Вместо рецензии получился, можно сказать, философский очерк о смысле жизни, и Писарев гордился собой.
Десятого апреля он отнес «Идеализм Платона» к Благосветлову. Тот, прочитав рукопись, пришел в неистовый восторг и тут же отправил ее в типографию — набрать для апрельской книжки.
— В июне начнем печатать вашего «Аполлония Тиан-ского». А до тех пор, Дмитрий Иванович, вы непременно должны дать мне еще одну статью в таком же роде, как о Платоне. И слышать не хочу ни о каких экзаменах! Что хотите делайте, а чтобы через месяц была статья.
— За мной дело не станет, Григорий Евлампиевич, и экзамены не помеха. Вот только книгу подберу…
— Какую книгу, что вы, помилуйте! Не надо рецензий. Вы уж из библиографии выросли. Пишите прямо самую суть. Вот у вас прекрасно сказано в «Платоне» о доктринерах. Чем не сюжет? Вся наша журналистика, не исключая даже «Русского вестника» и «Современника», барахтается в отвлеченностях: спорят о том, чего нет, мечтают о далеком будущем или уносятся мыслью куда-нибудь за море. А публика-то к этим умствованиям не готова, они ее не трогают, они ей скучны. И потому серьезных статей никто у нас не читает, кроме самих же литераторов.
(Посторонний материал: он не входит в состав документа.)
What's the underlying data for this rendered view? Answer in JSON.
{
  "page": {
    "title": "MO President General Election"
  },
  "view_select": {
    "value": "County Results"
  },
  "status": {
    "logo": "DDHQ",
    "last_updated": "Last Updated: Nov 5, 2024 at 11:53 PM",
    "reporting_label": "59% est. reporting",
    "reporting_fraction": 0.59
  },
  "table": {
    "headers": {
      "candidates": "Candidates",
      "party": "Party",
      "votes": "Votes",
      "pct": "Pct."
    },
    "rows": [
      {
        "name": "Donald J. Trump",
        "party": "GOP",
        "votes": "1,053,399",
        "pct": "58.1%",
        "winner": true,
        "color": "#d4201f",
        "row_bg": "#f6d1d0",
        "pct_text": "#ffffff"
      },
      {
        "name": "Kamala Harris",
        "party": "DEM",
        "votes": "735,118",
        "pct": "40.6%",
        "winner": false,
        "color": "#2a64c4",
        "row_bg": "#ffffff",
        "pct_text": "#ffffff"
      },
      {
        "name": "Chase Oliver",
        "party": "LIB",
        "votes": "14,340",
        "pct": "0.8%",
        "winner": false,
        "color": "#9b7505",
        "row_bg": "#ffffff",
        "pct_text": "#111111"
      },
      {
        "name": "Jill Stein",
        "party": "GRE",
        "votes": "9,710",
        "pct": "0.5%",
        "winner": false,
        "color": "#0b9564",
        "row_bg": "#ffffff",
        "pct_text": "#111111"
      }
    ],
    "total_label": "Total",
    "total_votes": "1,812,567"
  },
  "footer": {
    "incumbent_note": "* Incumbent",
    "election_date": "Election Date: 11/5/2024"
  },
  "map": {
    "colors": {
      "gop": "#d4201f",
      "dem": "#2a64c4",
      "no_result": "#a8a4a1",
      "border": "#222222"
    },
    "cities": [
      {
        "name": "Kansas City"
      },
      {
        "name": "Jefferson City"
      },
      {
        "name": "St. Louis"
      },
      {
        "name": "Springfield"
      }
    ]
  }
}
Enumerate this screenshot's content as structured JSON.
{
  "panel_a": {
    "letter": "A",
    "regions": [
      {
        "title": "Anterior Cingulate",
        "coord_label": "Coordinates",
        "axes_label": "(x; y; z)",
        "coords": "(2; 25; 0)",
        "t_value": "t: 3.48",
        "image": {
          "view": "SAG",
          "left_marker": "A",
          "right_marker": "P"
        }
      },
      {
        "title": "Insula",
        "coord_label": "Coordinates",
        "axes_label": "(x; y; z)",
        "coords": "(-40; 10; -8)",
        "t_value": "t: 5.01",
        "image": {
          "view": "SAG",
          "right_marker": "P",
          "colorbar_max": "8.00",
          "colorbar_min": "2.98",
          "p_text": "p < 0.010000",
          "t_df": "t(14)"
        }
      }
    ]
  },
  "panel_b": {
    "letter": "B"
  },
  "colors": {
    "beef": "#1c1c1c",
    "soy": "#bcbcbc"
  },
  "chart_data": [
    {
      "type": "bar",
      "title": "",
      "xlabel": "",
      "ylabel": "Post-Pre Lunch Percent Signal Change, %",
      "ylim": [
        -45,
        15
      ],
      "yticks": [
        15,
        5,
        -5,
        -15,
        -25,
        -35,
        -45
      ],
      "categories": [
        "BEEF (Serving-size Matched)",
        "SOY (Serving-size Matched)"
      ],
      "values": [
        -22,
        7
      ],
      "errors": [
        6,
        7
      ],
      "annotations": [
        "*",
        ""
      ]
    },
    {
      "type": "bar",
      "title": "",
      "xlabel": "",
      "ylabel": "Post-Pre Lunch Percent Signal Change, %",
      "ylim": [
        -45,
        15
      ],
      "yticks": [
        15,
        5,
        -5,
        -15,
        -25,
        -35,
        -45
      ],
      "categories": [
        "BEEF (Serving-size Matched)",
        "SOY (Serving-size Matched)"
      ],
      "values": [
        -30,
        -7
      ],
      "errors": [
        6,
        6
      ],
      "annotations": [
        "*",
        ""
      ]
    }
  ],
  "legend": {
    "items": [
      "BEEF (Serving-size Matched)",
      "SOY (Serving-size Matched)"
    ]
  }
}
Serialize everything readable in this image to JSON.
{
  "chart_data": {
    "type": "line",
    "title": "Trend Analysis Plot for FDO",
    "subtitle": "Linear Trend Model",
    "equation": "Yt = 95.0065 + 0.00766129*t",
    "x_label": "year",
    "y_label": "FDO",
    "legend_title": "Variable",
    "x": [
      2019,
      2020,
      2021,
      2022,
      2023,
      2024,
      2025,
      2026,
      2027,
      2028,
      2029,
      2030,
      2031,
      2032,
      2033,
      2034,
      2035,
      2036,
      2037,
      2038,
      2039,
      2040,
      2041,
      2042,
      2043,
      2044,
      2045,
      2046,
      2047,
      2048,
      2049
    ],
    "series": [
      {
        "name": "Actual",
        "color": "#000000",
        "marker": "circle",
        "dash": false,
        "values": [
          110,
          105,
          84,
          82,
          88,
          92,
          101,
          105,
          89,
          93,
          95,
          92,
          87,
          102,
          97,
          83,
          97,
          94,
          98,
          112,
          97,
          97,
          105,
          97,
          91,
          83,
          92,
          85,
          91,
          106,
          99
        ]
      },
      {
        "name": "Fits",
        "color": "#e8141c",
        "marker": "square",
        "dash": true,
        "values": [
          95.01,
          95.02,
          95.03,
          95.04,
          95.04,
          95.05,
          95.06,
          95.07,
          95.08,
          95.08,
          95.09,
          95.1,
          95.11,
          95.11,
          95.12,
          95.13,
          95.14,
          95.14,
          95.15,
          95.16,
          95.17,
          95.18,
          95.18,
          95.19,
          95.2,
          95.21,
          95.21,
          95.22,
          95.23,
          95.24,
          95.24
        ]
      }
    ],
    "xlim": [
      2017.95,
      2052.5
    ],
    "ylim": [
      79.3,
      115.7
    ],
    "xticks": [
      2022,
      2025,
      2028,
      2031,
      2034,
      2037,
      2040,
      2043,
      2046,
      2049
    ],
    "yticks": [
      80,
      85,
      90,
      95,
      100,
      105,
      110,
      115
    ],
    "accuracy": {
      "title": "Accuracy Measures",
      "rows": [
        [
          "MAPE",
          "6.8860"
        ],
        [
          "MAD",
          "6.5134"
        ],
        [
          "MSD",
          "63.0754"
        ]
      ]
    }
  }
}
Вот в эту точку и бейте, Дмитрий Иванович! Отделайте-ка хорошенько наших теоретиков, по милости которых журналистика, вместо того чтобы влиять на общество, только потешает его перебранками из-за вопросов истории, филологии, философии и черт его знает чего еще!
В этом сияющем, ледяном апреле Писарев почти не выходил на улицу. Он сочинял обозрение нравов современной журналистики — «Схоластику девятнадцатого века», первую свою статью, которая даже и не притворялась рецензией. Он строил программу целого мировоззрения и ставил новые задачи обществу и литературе. Вот когда он понял — и каждый день говорил об этом Жуковскому и Баллоду, — что в жизни талантливого человека ничего не случается зря и не проходит бесследно. Все, что он пережил и передумал за последние два года, весь опыт ссор и столкновений с матерью, с Трескиным, с Андреем Дмитриевичем, — все пригодилось. Два года назад, когда он впервые выдумал свою теорию эгоизма, кое-кому могло показаться, что это было средством заговорить боль: зелен, мол, виноград, не посчастливилось с любовью — и не надо, для счастья человеку довольно самого себя.